NHS Voices blogs

NHS Reset: The value of public scrutiny in resetting the NHS

NHS Reset is a new NHS Confederation campaign to contribute to the public debate on what the health and care system should look like post-COVID-19.
Ed Hammond

28 May 2020

In this blog, part of a series of comment pieces from NHS Confederation leaders, members and partners, Ed Hammond explores why confronting uncomfortable truths is a necessary first step towards designing new approaches in the post-COVID-19 world. 

Even as we are managing and dealing with this immediate COVID-19 crisis, we need to take the time to understand how we will want to work and relate to one another after it has begun to recede. NHS Reset forms part of the conversation and tallies with our thinking at the Centre for Public Scrutiny about what the future might hold – and about how this crisis can, and should, cause us to question some of the assumptions and certainties which we used to hold about the structures and systems, and the associated governance, within which we work. 

As an organisation, our preoccupation is governance, and the vital role it plays in improving outcomes and the behaviours and attitudes which influence good governance.
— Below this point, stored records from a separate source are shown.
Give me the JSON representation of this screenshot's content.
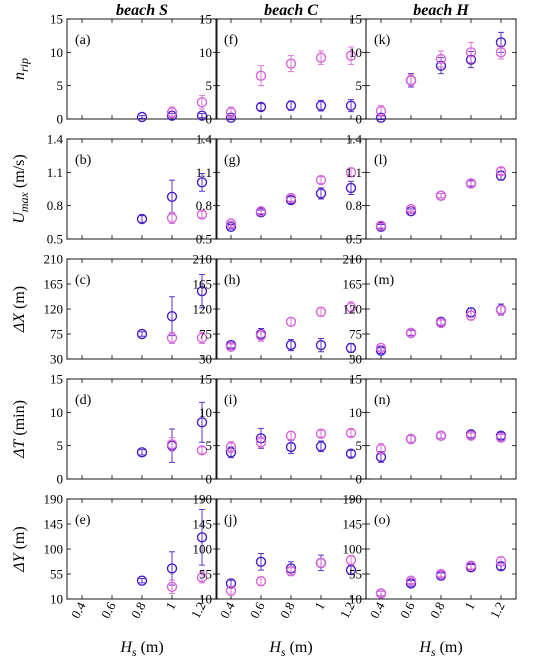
{
  "colors": {
    "series_a": "#4b1fc7",
    "series_b": "#d768d8"
  },
  "column_titles": [
    "beach S",
    "beach C",
    "beach H"
  ],
  "x_axis": {
    "label_main": "H",
    "label_sub": "s",
    "label_unit": "(m)",
    "range": [
      0.3,
      1.3
    ],
    "ticks": [
      0.4,
      0.6,
      0.8,
      1,
      1.2
    ],
    "tick_labels": [
      "0.4",
      "0.6",
      "0.8",
      "1",
      "1.2"
    ]
  },
  "rows": [
    {
      "label_main": "n",
      "label_sub": "rip",
      "label_unit": "",
      "ylim": [
        0,
        15
      ],
      "ticks": [
        0,
        5,
        10,
        15
      ],
      "tick_labels": [
        "0",
        "5",
        "10",
        "15"
      ]
    },
    {
      "label_main": "U",
      "label_sub": "max",
      "label_unit": " (m/s)",
      "ylim": [
        0.5,
        1.4
      ],
      "ticks": [
        0.5,
        0.8,
        1.1,
        1.4
      ],
      "tick_labels": [
        "0.5",
        "0.8",
        "1.1",
        "1.4"
      ]
    },
    {
      "label_main": "ΔX",
      "label_sub": "",
      "label_unit": " (m)",
      "ylim": [
        30,
        210
      ],
      "ticks": [
        30,
        75,
        120,
        165,
        210
      ],
      "tick_labels": [
        "30",
        "75",
        "120",
        "165",
        "210"
      ]
    },
    {
      "label_main": "ΔT",
      "label_sub": "",
      "label_unit": " (min)",
      "ylim": [
        0,
        15
      ],
      "ticks": [
        0,
        5,
        10,
        15
      ],
      "tick_labels": [
        "0",
        "5",
        "10",
        "15"
      ]
    },
    {
      "label_main": "ΔY",
      "label_sub": "",
      "label_unit": " (m)",
      "ylim": [
        10,
        190
      ],
      "ticks": [
        10,
        55,
        100,
        145,
        190
      ],
      "tick_labels": [
        "10",
        "55",
        "100",
        "145",
        "190"
      ]
    }
  ],
  "chart_data": {
    "type": "scatter",
    "panels": [
      {
        "label": "(a)",
        "row": 0,
        "col": 0,
        "series": [
          {
            "x": [
              0.8,
              1.0,
              1.2
            ],
            "y": [
              0.3,
              0.5,
              0.5
            ],
            "err": [
              0.2,
              0.3,
              0.3
            ]
          },
          {
            "x": [
              1.0,
              1.2
            ],
            "y": [
              1.0,
              2.5
            ],
            "err": [
              0.8,
              1.0
            ]
          }
        ]
      },
      {
        "label": "(b)",
        "row": 1,
        "col": 0,
        "series": [
          {
            "x": [
              0.8,
              1.0,
              1.2
            ],
            "y": [
              0.68,
              0.88,
              1.01
            ],
            "err": [
              0.03,
              0.15,
              0.08
            ]
          },
          {
            "x": [
              1.0,
              1.2
            ],
            "y": [
              0.69,
              0.72
            ],
            "err": [
              0.05,
              0.03
            ]
          }
        ]
      },
      {
        "label": "(c)",
        "row": 2,
        "col": 0,
        "series": [
          {
            "x": [
              0.8,
              1.0,
              1.2
            ],
            "y": [
              75,
              107,
              152
            ],
            "err": [
              4,
              35,
              30
            ]
          },
          {
            "x": [
              1.0,
              1.2
            ],
            "y": [
              68,
              68
            ],
            "err": [
              10,
              10
            ]
          }
        ]
      },
      {
        "label": "(d)",
        "row": 3,
        "col": 0,
        "series": [
          {
            "x": [
              0.8,
              1.0,
              1.2
            ],
            "y": [
              4.0,
              5.0,
              8.5
            ],
            "err": [
              0.4,
              2.5,
              3.0
            ]
          },
          {
            "x": [
              1.0,
              1.2
            ],
            "y": [
              5.2,
              4.3
            ],
            "err": [
              1.0,
              0.5
            ]
          }
        ]
      },
      {
        "label": "(e)",
        "row": 4,
        "col": 0,
        "series": [
          {
            "x": [
              0.8,
              1.0,
              1.2
            ],
            "y": [
              43,
              65,
              121
            ],
            "err": [
              4,
              30,
              50
            ]
          },
          {
            "x": [
              1.0,
              1.2
            ],
            "y": [
              32,
              49
            ],
            "err": [
              12,
              10
            ]
          }
        ]
      },
      {
        "label": "(f)",
        "row": 0,
        "col": 1,
        "series": [
          {
            "x": [
              0.4,
              0.6,
              0.8,
              1.0,
              1.2
            ],
            "y": [
              0.2,
              1.8,
              2.0,
              2.0,
              2.0
            ],
            "err": [
              0.3,
              0.5,
              0.7,
              0.8,
              0.9
            ]
          },
          {
            "x": [
              0.4,
              0.6,
              0.8,
              1.0,
              1.2
            ],
            "y": [
              1.0,
              6.5,
              8.3,
              9.2,
              9.5
            ],
            "err": [
              0.8,
              1.5,
              1.2,
              1.0,
              1.3
            ]
          }
        ]
      },
      {
        "label": "(g)",
        "row": 1,
        "col": 1,
        "series": [
          {
            "x": [
              0.4,
              0.6,
              0.8,
              1.0,
              1.2
            ],
            "y": [
              0.61,
              0.74,
              0.85,
              0.91,
              0.96
            ],
            "err": [
              0.02,
              0.02,
              0.03,
              0.05,
              0.06
            ]
          },
          {
            "x": [
              0.4,
              0.6,
              0.8,
              1.0,
              1.2
            ],
            "y": [
              0.64,
              0.75,
              0.87,
              1.03,
              1.1
            ],
            "err": [
              0.02,
              0.02,
              0.03,
              0.03,
              0.04
            ]
          }
        ]
      },
      {
        "label": "(h)",
        "row": 2,
        "col": 1,
        "series": [
          {
            "x": [
              0.4,
              0.6,
              0.8,
              1.0,
              1.2
            ],
            "y": [
              55,
              75,
              55,
              55,
              50
            ],
            "err": [
              5,
              10,
              10,
              12,
              8
            ]
          },
          {
            "x": [
              0.4,
              0.6,
              0.8,
              1.0,
              1.2
            ],
            "y": [
              52,
              72,
              97,
              115,
              123
            ],
            "err": [
              5,
              10,
              7,
              8,
              10
            ]
          }
        ]
      },
      {
        "label": "(i)",
        "row": 3,
        "col": 1,
        "series": [
          {
            "x": [
              0.4,
              0.6,
              0.8,
              1.0,
              1.2
            ],
            "y": [
              4.0,
              6.1,
              4.8,
              4.9,
              3.8
            ],
            "err": [
              0.8,
              1.5,
              1.0,
              0.8,
              0.5
            ]
          },
          {
            "x": [
              0.4,
              0.6,
              0.8,
              1.0,
              1.2
            ],
            "y": [
              4.8,
              5.5,
              6.5,
              6.8,
              6.9
            ],
            "err": [
              0.8,
              0.8,
              0.6,
              0.5,
              0.5
            ]
          }
        ]
      },
      {
        "label": "(j)",
        "row": 4,
        "col": 1,
        "series": [
          {
            "x": [
              0.4,
              0.6,
              0.8,
              1.0,
              1.2
            ],
            "y": [
              38,
              77,
              65,
              75,
              62
            ],
            "err": [
              6,
              15,
              12,
              14,
              8
            ]
          },
          {
            "x": [
              0.4,
              0.6,
              0.8,
              1.0,
              1.2
            ],
            "y": [
              25,
              42,
              60,
              75,
              80
            ],
            "err": [
              8,
              8,
              8,
              8,
              8
            ]
          }
        ]
      },
      {
        "label": "(k)",
        "row": 0,
        "col": 2,
        "series": [
          {
            "x": [
              0.4,
              0.6,
              0.8,
              1.0,
              1.2
            ],
            "y": [
              0.2,
              5.8,
              8.0,
              8.9,
              11.5
            ],
            "err": [
              0.3,
              1.0,
              1.2,
              1.2,
              1.5
            ]
          },
          {
            "x": [
              0.4,
              0.6,
              0.8,
              1.0,
              1.2
            ],
            "y": [
              1.2,
              5.8,
              9.0,
              10.0,
              10.0
            ],
            "err": [
              0.8,
              0.8,
              1.2,
              1.5,
              1.0
            ]
          }
        ]
      },
      {
        "label": "(l)",
        "row": 1,
        "col": 2,
        "series": [
          {
            "x": [
              0.4,
              0.6,
              0.8,
              1.0,
              1.2
            ],
            "y": [
              0.61,
              0.75,
              0.89,
              1.0,
              1.07
            ],
            "err": [
              0.02,
              0.02,
              0.02,
              0.03,
              0.04
            ]
          },
          {
            "x": [
              0.4,
              0.6,
              0.8,
              1.0,
              1.2
            ],
            "y": [
              0.62,
              0.77,
              0.89,
              1.0,
              1.11
            ],
            "err": [
              0.02,
              0.02,
              0.02,
              0.02,
              0.03
            ]
          }
        ]
      },
      {
        "label": "(m)",
        "row": 2,
        "col": 2,
        "series": [
          {
            "x": [
              0.4,
              0.6,
              0.8,
              1.0,
              1.2
            ],
            "y": [
              45,
              77,
              97,
              114,
              119
            ],
            "err": [
              5,
              5,
              6,
              8,
              10
            ]
          },
          {
            "x": [
              0.4,
              0.6,
              0.8,
              1.0,
              1.2
            ],
            "y": [
              50,
              77,
              95,
              108,
              118
            ],
            "err": [
              4,
              4,
              5,
              8,
              8
            ]
          }
        ]
      },
      {
        "label": "(n)",
        "row": 3,
        "col": 2,
        "series": [
          {
            "x": [
              0.4,
              0.6,
              0.8,
              1.0,
              1.2
            ],
            "y": [
              3.3,
              6.0,
              6.5,
              6.7,
              6.5
            ],
            "err": [
              0.8,
              0.5,
              0.4,
              0.5,
              0.5
            ]
          },
          {
            "x": [
              0.4,
              0.6,
              0.8,
              1.0,
              1.2
            ],
            "y": [
              4.5,
              6.0,
              6.5,
              6.5,
              6.2
            ],
            "err": [
              0.8,
              0.5,
              0.4,
              0.4,
              0.5
            ]
          }
        ]
      },
      {
        "label": "(o)",
        "row": 4,
        "col": 2,
        "series": [
          {
            "x": [
              0.4,
              0.6,
              0.8,
              1.0,
              1.2
            ],
            "y": [
              20,
              38,
              52,
              67,
              69
            ],
            "err": [
              4,
              5,
              5,
              5,
              6
            ]
          },
          {
            "x": [
              0.4,
              0.6,
              0.8,
              1.0,
              1.2
            ],
            "y": [
              20,
              43,
              55,
              70,
              78
            ],
            "err": [
              4,
              5,
              5,
              6,
              8
            ]
          }
        ]
      }
    ]
  }
}
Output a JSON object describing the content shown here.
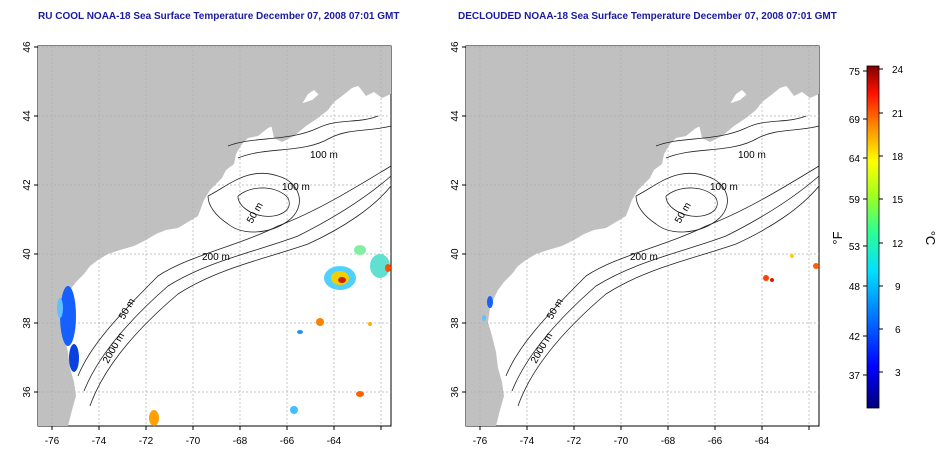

Before the crisis hit, the NHS was already in the middle of undertaking the most recent in a series of substantial governance shifts with the development of integrated care systems (ICSs). The question is whether these new governance models are fit for purpose in the world post COVID-19.

Our immediate difficulty in answering this question lies in understanding what that world will look like. Will it be one where our action on COVID-19 leads us to conclude that a centralised, national approach makes us more resilient and better able to cater for people’s needs? Or might it teach us that a more distributed, localised approach is likely to look more effective?

In order to answer this question we will need perspectives. Those of us who are professionals – in whatever sector we work – will come to our work with that professional perspective. It will be partial and incomplete. The views of those in other sectors, and working in different contexts, are likely to be different because their perspective on this crisis will also be different. The crisis will look and feel profoundly different for those working in acute care, to those in primary care and those involved in the operational delivery of social care – either in people’s homes or in a residential context.

We need a way to gather and reflect on these different perspectives. For most, there will be a form of operational debrief of the crisis once it has begun to recede – but it would be a missed opportunity if we were not to integrate some of this future-gazing into that exercise. One of the shortcomings of the way that we have sought to understand previous crises is that our reflection of them has tended to be highly operational in nature – did the resources go the right way at the right time? Did we make decisions in the right way? These encourage us to second-guess past actions and can quickly become a blame exercise, rather than to learn lessons and design different approaches. 

What we will need to ensure is that a debrief process is designed to force us to confront uncomfortable truths about how we thought the world ought to be, and to compel us to design new approaches which may well need to look very different.

At the moment, though, we need to recognise that just as we might want to lift our sights to create a future which looks very different to what we have now, we will also feel a pressure to return to “business as usual”. It will feel attractive to slip back into old certainties, to work within familiar systems and to carry on with work which, we can tell ourselves, was merely “interrupted” by the crisis. The challenge is to make sure that we don’t do this – however tempting it will be.

How, then, do we have these conversations? Mutual challenge between partners is a good place to start. NHS Reset is leading the way here. Partners must, however, be drawn from a wide spectrum, reflecting the way the public now want to live their lives and access public services. It should include local government – in public health, social care but also in the wider spread of services provided by councils. Partners in other critical services and in the voluntary sector. Local people whose voluntary activity, street by street, will have given them a new insight into the lives and needs of their neighbours. In the past we have – rather clunkily – “consulted” with these people on our objectives but the first step needs to be to recognise that a more responsive health service requires more candour and frankness – and for us as professionals, more uncertainty.

Those in leadership and governance roles will have to create space for that uncertainty and the competing priorities and tensions that arise from it. It will involve using our collective resources as professionals to convene debate and discussion, rather than to create and implement plans in the way that we used to. In our local government work, this space of contention is one in which local elected councillors operate. They could well be your close partners as you come to understand and interact with this new world. 

The good news is that the structure of the ICS agenda does provide us with the framework for this rethink and reset – in priorities and relationships. But that structure can only take us so far. We also need to commit to the behaviour change necessary to shift our mindset and approach. That will not happen naturally. We hope that NHS Reset can be used as a tool to shift our collective assumptions about the form and practice of governance, about the nature of leadership, about the relationship between local and national power and about the way that the services we provide reflect the needs of people’s lives.